Some pundits are wary of how the service will perform when millions pile in for the RwC, including a former Spark partner.
Spark says it's confident it will hold up, but that if the worst happens - as it did across the Tasman last year when Optus' FIFA World Cup stream fell over - it will transfer coverage to TVNZ within minutes.
Spark says a key part of its efforts for a smooth World Cup Stream is cooperation with other ISPs.
But last week, 2degrees boss Stewart Sherriff, backed by Vocus boss Mark Callander, said ISPs had accelerated investment in their networks to support Spark with the quid pro quo that they would be able to re-sell Spark Sport to their customers.
But on the eve of Spark's earlybird offer going live, a wholesale deal wasn't in sight.
"It's a game of delay," Sherriff complained.
Read the latest on the wholesale barney here.
Get in quick
Chorus has also weighed in, saying it has work crew capacity to hook up around 90,000 homes to UFB Fibre - of around 700,000 outstanding - by RWC kick-off.
A stream can be watched over a wireless or copper line connection, but UFB fibre is best if you're casting to a regular TV, other people are using the internet in your household at the same time, or you want to avoid "contention" (telco-speak for the peak-time slowdown that hits copper lines when lots of people pile on at once).
The bottom line: if you want to stream the Rugby World Cup, and don't have UFB Fibre yet, get it as soon as possible.
And experiment with Spark Sport now. (If you subscribe today, there's archive content to play with.)
Don't wait until the eve of the RWC to try to stream it to your TV for the first time. By then, support lines could be jammed. Big time.
How to watch the Rugby World Cup
A Google Chromecast plugs into the HDMI port of your TV and uses your home WiFi to stream sports from your device onto your TV. When watching something on the Spark Sport app, just click the Chromecast icon, at the top right-hand side of the screen, to cast the sport to your TV.

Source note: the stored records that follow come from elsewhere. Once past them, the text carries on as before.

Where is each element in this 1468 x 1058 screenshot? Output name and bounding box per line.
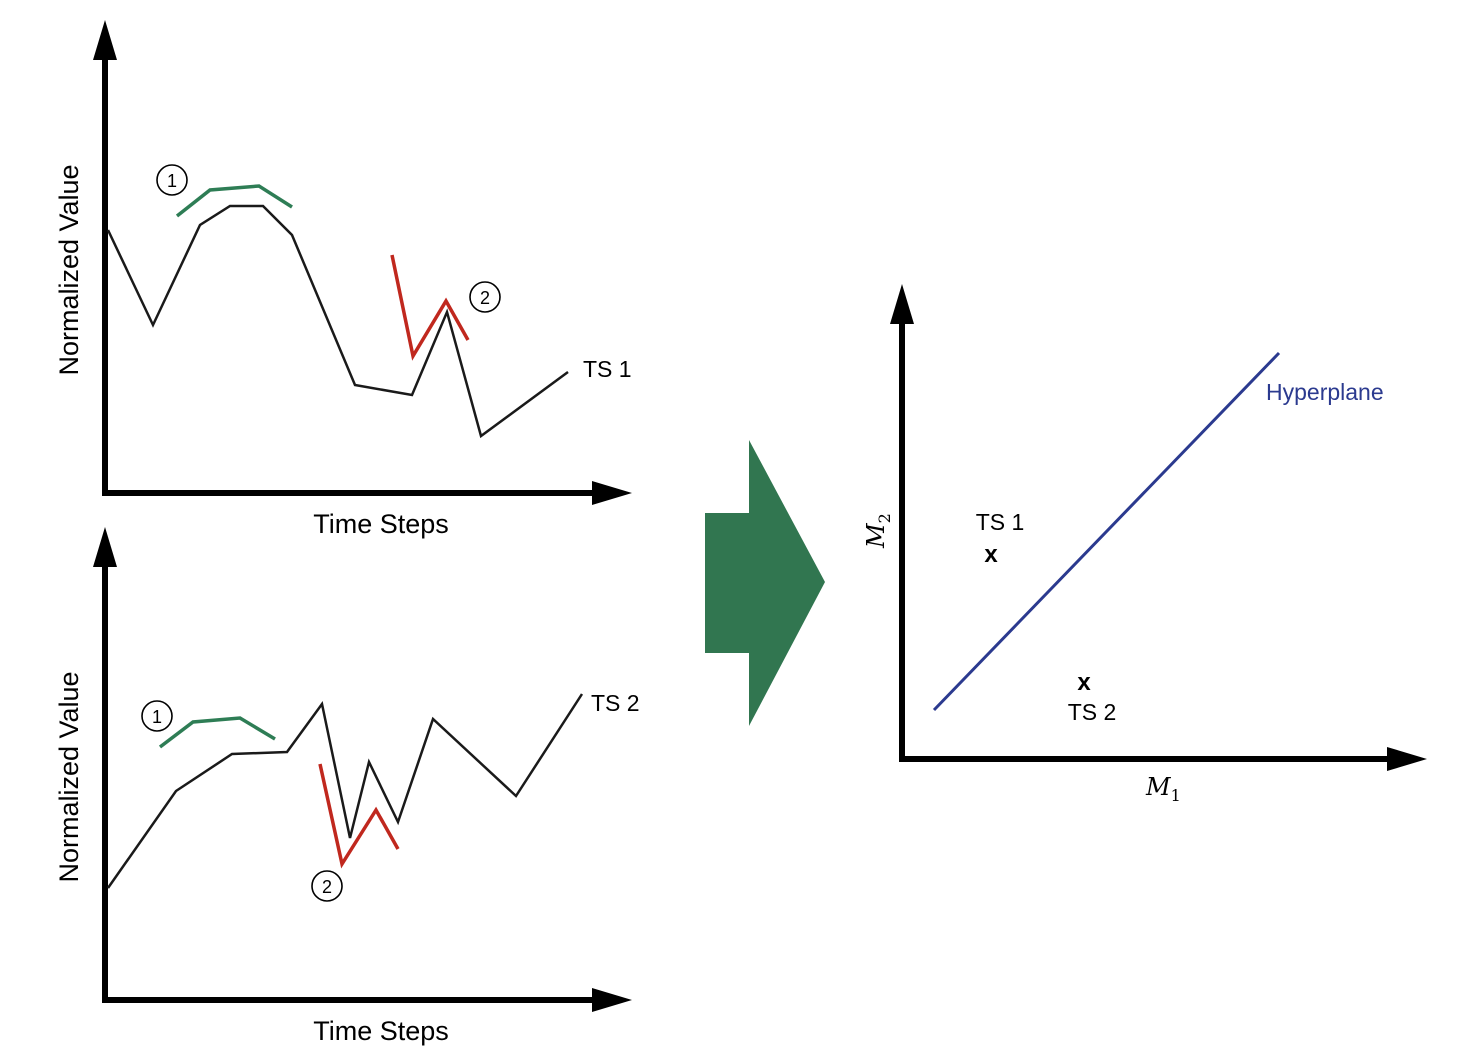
bottom-y-axis-label: Normalized Value bbox=[54, 671, 84, 882]
bottom-y-axis-arrowhead bbox=[93, 527, 117, 567]
feature-point-ts2-label: TS 2 bbox=[1068, 699, 1117, 725]
bottom-shapelet-1-line bbox=[158, 716, 276, 749]
bottom-marker-1-circle bbox=[141, 700, 173, 732]
feature-x-axis-label: M1 bbox=[1145, 773, 1181, 805]
top-shapelet-1-line bbox=[175, 184, 293, 218]
hyperplane-line bbox=[932, 351, 1281, 712]
feature-x-axis-label-main: M bbox=[1145, 773, 1172, 801]
feature-y-axis-arrowhead bbox=[890, 284, 914, 324]
bottom-shapelet-2-line bbox=[318, 763, 400, 869]
ts2-series-line bbox=[106, 693, 584, 889]
feature-point-ts1-label: TS 1 bbox=[976, 509, 1025, 535]
feature-x-axis-label-sub: 1 bbox=[1171, 786, 1181, 805]
bottom-x-axis-label: Time Steps bbox=[313, 1016, 449, 1046]
top-shapelet-2-line bbox=[390, 254, 470, 361]
feature-point-ts2-marker: x bbox=[1077, 669, 1091, 696]
bottom-x-axis-arrowhead bbox=[592, 988, 632, 1012]
top-series-label: TS 1 bbox=[583, 356, 632, 382]
top-y-axis-label: Normalized Value bbox=[54, 164, 84, 375]
bottom-marker-2-circle bbox=[311, 870, 343, 902]
hyperplane-label: Hyperplane bbox=[1266, 379, 1384, 405]
top-x-axis-label: Time Steps bbox=[313, 509, 449, 539]
top-time-series-plot: 1 2 TS 1 Time Steps Normalized Value bbox=[54, 20, 632, 539]
feature-point-ts1-marker: x bbox=[984, 541, 998, 568]
bottom-marker-1-text: 1 bbox=[152, 707, 162, 727]
transform-arrow-shape bbox=[705, 440, 825, 726]
ts1-series-line bbox=[106, 204, 569, 439]
bottom-time-series-plot: 1 2 TS 2 Time Steps Normalized Value bbox=[54, 527, 640, 1046]
top-marker-2-circle bbox=[469, 281, 501, 313]
bottom-marker-2-text: 2 bbox=[322, 877, 332, 897]
top-marker-1-circle bbox=[156, 164, 188, 196]
top-y-axis-arrowhead bbox=[93, 20, 117, 60]
feature-x-axis-arrowhead bbox=[1387, 747, 1427, 771]
feature-y-axis-label: M2 bbox=[862, 513, 894, 549]
top-x-axis-arrowhead bbox=[592, 481, 632, 505]
feature-y-axis-label-sub: 2 bbox=[875, 513, 894, 523]
bottom-series-label: TS 2 bbox=[591, 690, 640, 716]
top-marker-2-text: 2 bbox=[480, 288, 490, 308]
feature-y-axis-label-main: M bbox=[862, 522, 890, 549]
top-marker-1-text: 1 bbox=[167, 171, 177, 191]
feature-space-plot: Hyperplane TS 1 x x TS 2 M1 M2 bbox=[862, 284, 1427, 805]
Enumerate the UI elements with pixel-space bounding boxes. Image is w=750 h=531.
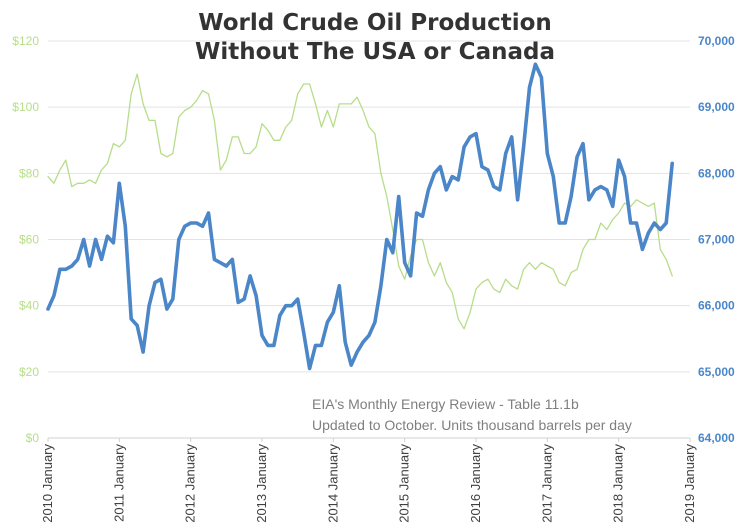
x-axis-tick-label: 2014 January xyxy=(325,444,340,523)
left-axis-tick-label: $60 xyxy=(19,233,39,247)
x-axis-tick-label: 2010 January xyxy=(40,444,55,523)
source-annotation-line-2: Updated to October. Units thousand barre… xyxy=(312,417,632,433)
x-axis-tick-label: 2013 January xyxy=(254,444,269,523)
right-axis-tick-label: 66,000 xyxy=(698,299,735,313)
x-axis-tick-label: 2015 January xyxy=(397,444,412,523)
left-axis: $0 $20 $40 $60 $80 $100 $120 xyxy=(12,34,39,445)
x-axis-tick-label: 2017 January xyxy=(539,444,554,523)
chart-title-line-1: World Crude Oil Production xyxy=(198,10,552,36)
right-axis-tick-label: 68,000 xyxy=(698,166,735,180)
x-axis-tick-label: 2019 January xyxy=(682,444,697,523)
x-axis: 2010 January 2011 January 2012 January 2013… xyxy=(40,437,697,523)
right-axis: 64,000 65,000 66,000 67,000 68,000 69,000 70,0… xyxy=(698,34,735,445)
right-axis-tick-label: 69,000 xyxy=(698,100,735,114)
left-axis-tick-label: $80 xyxy=(19,166,39,180)
series-lines xyxy=(46,62,675,371)
right-axis-tick-label: 64,000 xyxy=(698,431,735,445)
left-axis-tick-label: $20 xyxy=(19,365,39,379)
x-axis-tick-label: 2011 January xyxy=(111,444,126,522)
right-axis-tick-label: 70,000 xyxy=(698,34,735,48)
x-axis-tick-label: 2018 January xyxy=(611,444,626,523)
gridlines xyxy=(48,40,690,439)
chart-title-line-2: Without The USA or Canada xyxy=(195,39,555,65)
source-annotation-line-1: EIA's Monthly Energy Review - Table 11.1… xyxy=(312,396,579,412)
series-line-oil-price xyxy=(47,73,673,330)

Spark Sport is not currently available on Apple TV. The company says it is working to introduce this functionality over the next 6 months. In the meantime, if you have an Apple TV and an Apple device, you can AirPlay from your device to a big screen.
Laptop and Desktop
You can also catch the action from the Spark Sport website, either on your laptop or desktop computer. Spark Sport is available on Windows 7, 8 and 10 and MacOS X on the following browsers: Chrome, Firefox and Safari.
If you're out and about, sometimes you'll want to watch the action from your smartphone. To do this head to the App Store or Google Play Store and download the app. The Spark Sport app works on iOS 10 and above and Android 5.0 and above. Spark Sport will use your mobile data for streaming, if you are not connected to WiFi.
Spark Sport is not currently available to watch using an app on Smart TVs. Once again, the company says it is working to introduce this functionality onto a number of different TV makes and models. Samsung will add Spark Sport to its Smart TV app line up in May, supporting models going back to 2016.
A Spark Sport spokeswoman says "We have not announced a partnership with Xbox or Playstation. We do aim to expand the number of platforms that Spark Sport is available on, to make it as accessible as possible."